What are their main risk factors?

Answer 39

• Diarrhoea, colitis
• Gastritis, ulcers, cancer
  » Main risk factor is altered internal microbial ecology: Hygiene not a control. E.g. for C. difficile exposure, + antibiotics is a risk factor.
• IBD (Crohn’s, UC)
• T2D
• Obesity
  » Many risk factors. One risk factor is change in response to microbial signals: Hygiene not a control and may even be a risk factor.

Question 40

40. What are the problems with prevention and treatment strategies when it comes to dysbiosis?

Answer 40

They are also RISK FACTORS.

Antibiotics can address problem by removing agent, but NOT always APPROPRIATE/NECESSARY. (only use for severe/chronic infections).

IF microbial load linked to severity THEN antibiotics can address problem by reducing microbial load, however there are SIDE EFFECTS.

Question 41

41. How can Clostridium difficile trigger dysbiosis?

Answer 41

C. difficile is an anaerobic spore-forming bacterium, often found at low numbers in healthy people, and can produce toxins - enterotoxin & cytotoxin.
It can induce watery diarrhoea (lasting >2-3 days), inflammation and pseudomembranous colitis (inflammation & dead cells obstructing intestines), = CDAD (C. difficile associated disease). CDAD is triggered by LOSS OF NORMAL MICROBIOTA.

Risk factors include Age & Antibiotic use. Broad-spectrum antibiotics e.g. amoxicillin & ampicillin GREATLY LOWER THE NUMBER OF COMMENSAL BACTERIA IN THE INTESTINES.

Question 42

42. A healthy gut system has a complex microbiota and performs what key functions?

Answer 42

• nutrient acquisition
• metabolic signalling (energy balance control)
• microbe containment to lumen
• immune signalling (inflammation control)

Question 43

43. The performance of the gut is impacted by microbial composition and activity. What is Eubiosis vs Dysbiosis?

Answer 43

Eubiosis - a good interaction = nutrition, immune balance and colonisation resistance.
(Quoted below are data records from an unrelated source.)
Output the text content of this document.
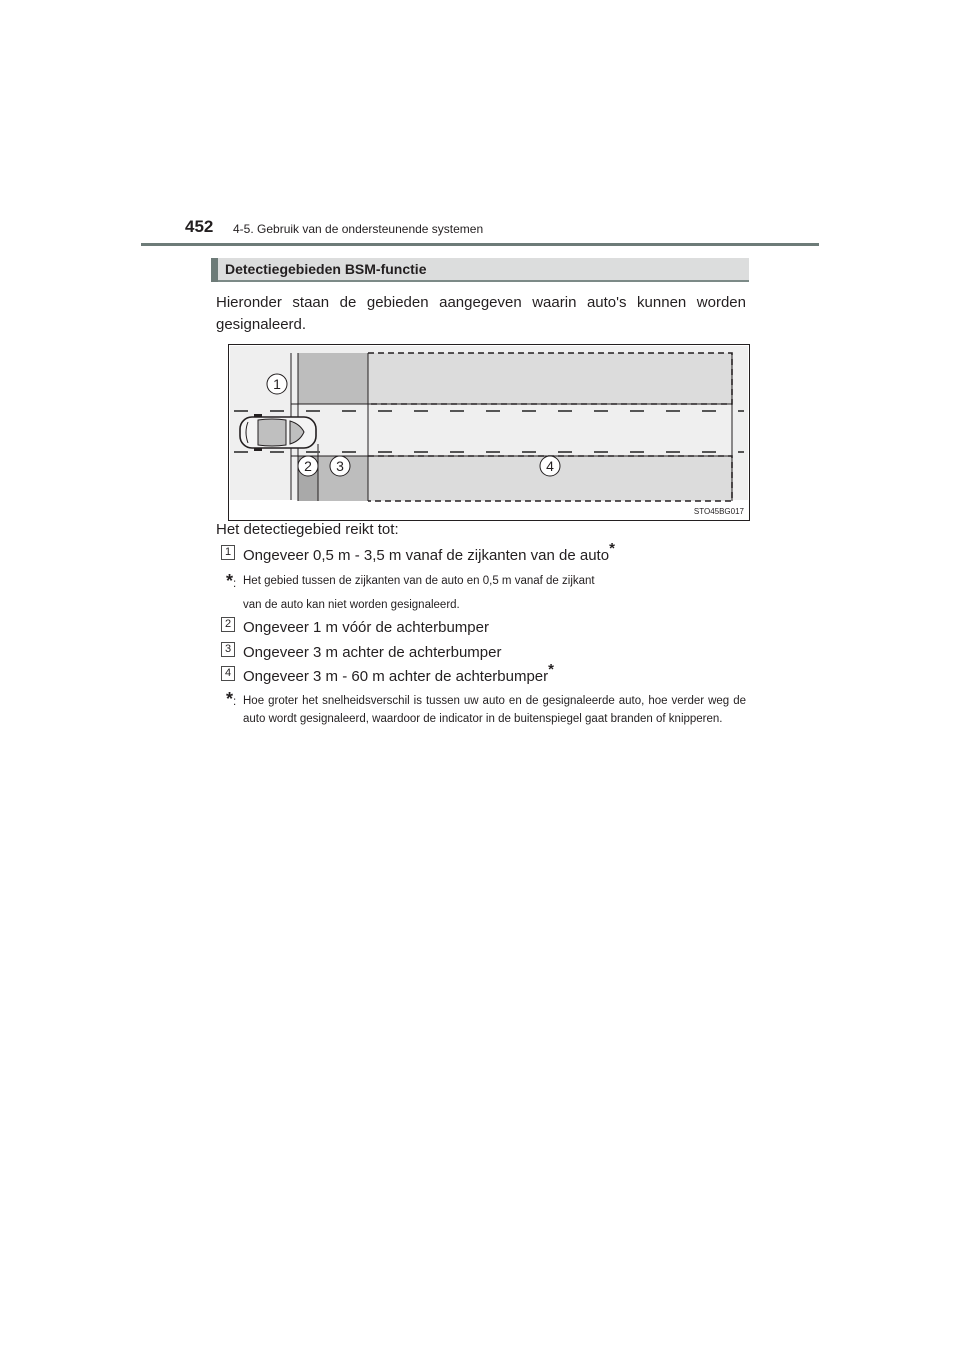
452 4-5. Gebruik van de ondersteunende systemen
Detectiegebieden BSM-functie
Hieronder staan de gebieden aangegeven waarin auto's kunnen worden gesignaleerd.
1
2 3	4
STO45BG017
Het detectiegebied reikt tot:
1 Ongeveer 0,5 m - 3,5 m vanaf de zijkanten van de auto*
*: Het gebied tussen de zijkanten van de auto en 0,5 m vanaf de zijkant
van de auto kan niet worden gesignaleerd.
2 Ongeveer 1 m vóór de achterbumper
3 Ongeveer 3 m achter de achterbumper
4 Ongeveer 3 m - 60 m achter de achterbumper*
*: Hoe groter het snelheidsverschil is tussen uw auto en de gesignaleerde auto, hoe verder weg de auto wordt gesignaleerd, waardoor de indicator in de buitenspiegel gaat branden of knipperen.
Dysbiosis = a poor interaction.

Question 44

44. A shift of microbial community that impairs gut performance can be triggered by disturbance, leading to what potential consequences?

Answer 44

• loss of colonisation resistance: endogenous infection
• altered microbial metabolic influence: metabolic disease
• altered microbial immune influence: inflammatory disease
• altered microbial neural influence: pain, mood disorders?

Question 45

45. Microbial dysbiosis is about prevention & control. How do the following factors apply and their respective treatment strategies?

• Exposure
• Diet

Answer 45

Exposure: our microbiome is horizontally acquired. Infection with a pathogen may increase risk of dysbiosis. Supplying good microbes may correct dysbiosis (PROBIOTIC CONCEPT).

Diet: a major nutrient source for our microbiota is what we eat & thus influences community structure. Poor diets may lead to dysbiosis. Healthy diets may help treat dysbiosis (PREBIOTIC CONCEPT)

Question 46

45. Microbial dysbiosis is about prevention & control. How do the following factors apply and their respective treatment strategies?

• Immune history
• Personalised medicine

Answer 46

Immune history: our immune system is our bodies ‘cheating prevention’ system. Inappropriate immune response may be a positive feedback in dysbiosis. Anti-inflammatory drugs may break the feedback loop.

Personalised medicine: our microbiome is part of our body. Microbiome composition will influence disease prognosis & therapeutic response. Incorporation of microbiome analysis into diagnostics may improve therapeutic intervention success rate.